How do we then choose in a unbiased way?
Random Variable
r : Ω -> R
Maps a population to a value.
This essentially means that all of the members of the population have some sort of random variable assigned to them, and we can pick from that instead of the probability. The random variable for students, for example, could be a class test score.
Expected Value E[X]
Denoted as E[X], the expected value is:
Σ P[X] . r(X)
Essentially, the sum over all the probabilities of x multiplied by the random variables of x. This gives us what we expect the value to return when choosing a random entry in a population, or in other words, is the average we expect over a set amount of entries.
E[X] of a fair die
We have the sum over:
1 . 1/6, with 1 being the number on the die (the random variable), and 1/6 being the probability of getting 1 (the probability)
2 . 1/6
3 . 1/6
4 . 1/6
5 . 1/6
6 . 1/6
The summation of all of these gives us 3.5, which is the expected value of rolling a fair die.
Bias E[X] of a unfair die
What if we had different probabilities?
We simply incorporate this into our summations:
1/4 if X exists in {1,2,3}
1/12 if X exists in {4,5,6}
Then the summation of the top definition gives us (1 . 1/4) + (2 . 1/4) + (3 . 1/4) = 6/4 = 1.5.
The summation of the bottom gives us (4 . 1/12) + (5 . 1/12) + (6 . 1/12) = 15/12 = 5/4 = 1.25.
This gives us the expected value 1.5 + 1.25 = 2.75
Problems with Mean, Median and Mode
Normally, when we have all of these statistics in front of us, we see similarities. For examples, take this below example as scores from students:
- 10 score 20%
- 35 score 50%
- 25 score 60%
- 30 score 90%
The mode is 50%, the median is 60% and the mean is 61.5%.
However, messing with data can give us a massive distance between mode/median and mean:
Lets say we have 61 who score 25%, and 39 who score 100%.
The mean is roughly 54.25%, but the mode and median are way lower, giving us 25% for both.
Variance
Variance, or Var(X), is the summation of the values of the square of the random variables subtract the expected values. Essentially:
Σ (r(X_i) - E[X])^2
The higher the variance is, the most likely the data is spread out and the more likely the random variable deviates from the expected one, therefore demonstrating how impactful this could be on the mean.
Exact Standard Deviation
This is essentially the square root of the variance, and quantifies how much the individual data points in a dataset deviate, on average, from the expected value of the dataset (same as variance).
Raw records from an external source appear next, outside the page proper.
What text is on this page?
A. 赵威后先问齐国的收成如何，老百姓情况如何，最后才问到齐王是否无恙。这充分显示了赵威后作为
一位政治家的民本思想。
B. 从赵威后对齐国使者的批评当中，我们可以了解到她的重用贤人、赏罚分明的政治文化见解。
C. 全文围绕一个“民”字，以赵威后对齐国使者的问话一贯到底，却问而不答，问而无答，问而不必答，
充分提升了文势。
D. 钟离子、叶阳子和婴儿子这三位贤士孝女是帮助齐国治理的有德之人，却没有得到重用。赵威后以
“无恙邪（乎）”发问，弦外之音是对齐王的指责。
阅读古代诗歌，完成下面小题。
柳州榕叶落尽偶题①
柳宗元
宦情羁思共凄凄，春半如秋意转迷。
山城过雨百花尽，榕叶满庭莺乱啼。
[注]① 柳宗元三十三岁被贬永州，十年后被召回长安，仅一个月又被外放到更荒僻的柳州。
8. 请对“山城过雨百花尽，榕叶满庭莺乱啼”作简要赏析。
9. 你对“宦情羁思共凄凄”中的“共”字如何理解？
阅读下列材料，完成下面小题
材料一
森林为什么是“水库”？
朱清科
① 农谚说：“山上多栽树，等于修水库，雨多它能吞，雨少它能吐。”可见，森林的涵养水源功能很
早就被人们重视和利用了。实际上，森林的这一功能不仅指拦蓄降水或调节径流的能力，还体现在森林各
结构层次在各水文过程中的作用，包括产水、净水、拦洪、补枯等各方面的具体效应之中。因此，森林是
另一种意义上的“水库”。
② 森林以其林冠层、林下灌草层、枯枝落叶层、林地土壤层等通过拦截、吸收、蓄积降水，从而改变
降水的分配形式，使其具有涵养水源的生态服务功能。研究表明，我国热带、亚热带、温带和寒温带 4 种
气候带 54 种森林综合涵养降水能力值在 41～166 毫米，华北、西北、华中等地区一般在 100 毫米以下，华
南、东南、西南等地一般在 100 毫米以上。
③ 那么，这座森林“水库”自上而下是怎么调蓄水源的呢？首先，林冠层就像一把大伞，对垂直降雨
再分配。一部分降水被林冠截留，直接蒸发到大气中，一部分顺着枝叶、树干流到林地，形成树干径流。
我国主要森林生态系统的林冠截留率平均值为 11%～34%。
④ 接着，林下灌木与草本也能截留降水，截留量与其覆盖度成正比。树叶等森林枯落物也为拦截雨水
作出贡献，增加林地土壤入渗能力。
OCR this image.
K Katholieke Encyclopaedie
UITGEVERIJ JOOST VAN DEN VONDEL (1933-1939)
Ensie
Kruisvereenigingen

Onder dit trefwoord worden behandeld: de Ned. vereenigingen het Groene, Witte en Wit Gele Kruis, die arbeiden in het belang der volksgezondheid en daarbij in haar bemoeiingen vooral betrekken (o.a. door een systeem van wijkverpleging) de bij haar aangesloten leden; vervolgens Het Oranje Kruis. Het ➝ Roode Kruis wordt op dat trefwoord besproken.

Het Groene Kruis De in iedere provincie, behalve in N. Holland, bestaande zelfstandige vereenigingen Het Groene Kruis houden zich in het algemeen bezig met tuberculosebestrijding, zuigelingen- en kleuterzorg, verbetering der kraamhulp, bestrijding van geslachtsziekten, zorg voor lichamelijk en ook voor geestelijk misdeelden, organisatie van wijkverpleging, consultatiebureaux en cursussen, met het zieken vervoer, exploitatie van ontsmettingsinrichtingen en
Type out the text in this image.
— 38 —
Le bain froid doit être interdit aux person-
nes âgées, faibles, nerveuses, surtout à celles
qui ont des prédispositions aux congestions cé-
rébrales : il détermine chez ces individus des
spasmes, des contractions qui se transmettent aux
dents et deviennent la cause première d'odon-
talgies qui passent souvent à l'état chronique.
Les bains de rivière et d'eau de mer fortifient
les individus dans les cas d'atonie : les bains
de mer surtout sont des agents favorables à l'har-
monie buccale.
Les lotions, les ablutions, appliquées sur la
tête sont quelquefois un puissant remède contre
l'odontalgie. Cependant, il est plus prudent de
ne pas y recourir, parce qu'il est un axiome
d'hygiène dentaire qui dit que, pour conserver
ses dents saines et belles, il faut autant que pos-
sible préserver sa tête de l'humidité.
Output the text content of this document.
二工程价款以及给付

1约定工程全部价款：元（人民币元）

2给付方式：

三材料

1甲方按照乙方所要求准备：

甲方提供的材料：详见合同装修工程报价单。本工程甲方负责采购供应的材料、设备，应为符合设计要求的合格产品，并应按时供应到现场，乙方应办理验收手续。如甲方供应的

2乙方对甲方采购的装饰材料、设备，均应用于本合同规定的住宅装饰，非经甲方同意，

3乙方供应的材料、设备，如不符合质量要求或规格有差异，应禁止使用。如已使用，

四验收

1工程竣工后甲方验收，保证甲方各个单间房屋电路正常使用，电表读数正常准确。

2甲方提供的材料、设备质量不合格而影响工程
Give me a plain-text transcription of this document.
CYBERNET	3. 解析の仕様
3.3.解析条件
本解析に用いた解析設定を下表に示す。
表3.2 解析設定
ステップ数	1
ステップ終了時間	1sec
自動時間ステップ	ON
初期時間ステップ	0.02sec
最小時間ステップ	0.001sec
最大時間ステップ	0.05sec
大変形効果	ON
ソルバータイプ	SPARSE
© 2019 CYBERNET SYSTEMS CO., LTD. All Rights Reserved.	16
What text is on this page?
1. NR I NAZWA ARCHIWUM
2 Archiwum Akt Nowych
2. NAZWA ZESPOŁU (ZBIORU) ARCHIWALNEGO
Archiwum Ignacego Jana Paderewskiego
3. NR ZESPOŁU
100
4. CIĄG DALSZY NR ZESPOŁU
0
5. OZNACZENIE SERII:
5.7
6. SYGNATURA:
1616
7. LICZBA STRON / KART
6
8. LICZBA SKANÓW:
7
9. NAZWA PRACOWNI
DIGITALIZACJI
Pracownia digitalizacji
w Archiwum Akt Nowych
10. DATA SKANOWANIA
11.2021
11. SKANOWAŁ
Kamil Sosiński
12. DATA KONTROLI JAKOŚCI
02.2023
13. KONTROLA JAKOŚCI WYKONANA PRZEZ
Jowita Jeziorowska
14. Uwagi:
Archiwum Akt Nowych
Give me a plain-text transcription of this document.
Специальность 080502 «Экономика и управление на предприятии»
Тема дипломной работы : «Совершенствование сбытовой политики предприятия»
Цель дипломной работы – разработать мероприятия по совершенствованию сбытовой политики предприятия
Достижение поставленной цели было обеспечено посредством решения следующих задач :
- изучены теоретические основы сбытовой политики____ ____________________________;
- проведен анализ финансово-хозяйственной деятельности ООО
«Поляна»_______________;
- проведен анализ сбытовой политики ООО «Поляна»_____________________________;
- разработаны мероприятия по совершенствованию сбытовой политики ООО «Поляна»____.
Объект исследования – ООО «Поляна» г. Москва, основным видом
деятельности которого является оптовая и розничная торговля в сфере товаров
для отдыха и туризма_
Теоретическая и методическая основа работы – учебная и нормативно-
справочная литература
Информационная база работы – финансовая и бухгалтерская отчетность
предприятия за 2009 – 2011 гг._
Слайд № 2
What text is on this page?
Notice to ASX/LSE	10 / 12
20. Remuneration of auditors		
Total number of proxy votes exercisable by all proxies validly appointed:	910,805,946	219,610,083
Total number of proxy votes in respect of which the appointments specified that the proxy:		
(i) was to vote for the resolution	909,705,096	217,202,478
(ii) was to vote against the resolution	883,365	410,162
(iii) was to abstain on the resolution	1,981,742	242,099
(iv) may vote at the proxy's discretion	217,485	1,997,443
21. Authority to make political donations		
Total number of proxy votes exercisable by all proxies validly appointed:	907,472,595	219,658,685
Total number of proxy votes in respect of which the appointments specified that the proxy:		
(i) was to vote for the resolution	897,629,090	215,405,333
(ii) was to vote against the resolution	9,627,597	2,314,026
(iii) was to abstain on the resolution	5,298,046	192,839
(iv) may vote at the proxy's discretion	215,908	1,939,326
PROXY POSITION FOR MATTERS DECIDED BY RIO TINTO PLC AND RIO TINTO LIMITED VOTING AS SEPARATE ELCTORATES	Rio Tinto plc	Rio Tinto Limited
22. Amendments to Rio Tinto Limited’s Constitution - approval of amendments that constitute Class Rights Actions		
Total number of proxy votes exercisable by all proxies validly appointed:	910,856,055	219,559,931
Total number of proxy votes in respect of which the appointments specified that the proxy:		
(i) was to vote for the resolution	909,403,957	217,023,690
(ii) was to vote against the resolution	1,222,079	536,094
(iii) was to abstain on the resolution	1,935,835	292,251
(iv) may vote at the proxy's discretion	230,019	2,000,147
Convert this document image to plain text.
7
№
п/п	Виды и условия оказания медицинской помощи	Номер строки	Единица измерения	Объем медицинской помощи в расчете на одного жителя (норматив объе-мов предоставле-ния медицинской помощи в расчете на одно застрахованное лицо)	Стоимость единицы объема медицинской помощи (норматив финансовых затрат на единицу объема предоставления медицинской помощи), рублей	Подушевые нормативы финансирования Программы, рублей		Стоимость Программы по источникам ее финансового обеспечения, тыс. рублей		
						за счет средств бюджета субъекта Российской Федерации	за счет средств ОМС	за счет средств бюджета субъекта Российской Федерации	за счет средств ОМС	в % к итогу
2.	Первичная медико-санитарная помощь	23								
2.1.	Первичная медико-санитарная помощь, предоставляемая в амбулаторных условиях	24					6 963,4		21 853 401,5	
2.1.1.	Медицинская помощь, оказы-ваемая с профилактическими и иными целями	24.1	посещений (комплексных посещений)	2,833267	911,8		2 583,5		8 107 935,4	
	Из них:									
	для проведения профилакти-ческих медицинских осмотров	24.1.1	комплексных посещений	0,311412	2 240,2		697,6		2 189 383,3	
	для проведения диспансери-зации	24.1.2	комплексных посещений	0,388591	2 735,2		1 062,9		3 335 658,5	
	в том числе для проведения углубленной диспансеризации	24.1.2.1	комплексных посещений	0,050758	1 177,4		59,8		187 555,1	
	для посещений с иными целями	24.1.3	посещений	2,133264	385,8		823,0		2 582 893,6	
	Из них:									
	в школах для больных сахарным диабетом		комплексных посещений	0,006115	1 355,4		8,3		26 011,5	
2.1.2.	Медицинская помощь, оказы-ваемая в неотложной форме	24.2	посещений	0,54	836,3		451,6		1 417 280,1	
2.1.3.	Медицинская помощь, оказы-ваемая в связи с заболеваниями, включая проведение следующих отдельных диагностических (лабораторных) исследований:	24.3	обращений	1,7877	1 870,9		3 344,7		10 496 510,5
Estimated Standard Deviation
Since there can be a lot of variables and expected values going into this summation of variance/ExactSD, we can just take a sample instead of <y_1,y_2,…,y_n>, which these values equate to the random variables of <x_1, x_2,…,x_n> from the original saple, giving us the equation:
sqrt( (Σ (r(y_i) - E[y] )^2) / N)
This seems very hard to read, so lets break it down.
We first find out the random variable of y_1, and subtract it from the expected value of Y, since this does not change due to it being the expected value of the whole set of Y.
We square this answer, and then repeated for y_2, y_3 and so on…
We then take this answer, and divide it by N (changed later to N-1 in Bessel’s Correction). This is so we can reduce the impact of invalid results as heavily as it would do (we want a good idea of what the deviation is, not a completely chaotic number).
We then take all of this, and square root it like we would do in exact standard deviation.
Bessel’s Correction
Essentially, instead of dividing by N, we divide by N-1. This is explained further in data science.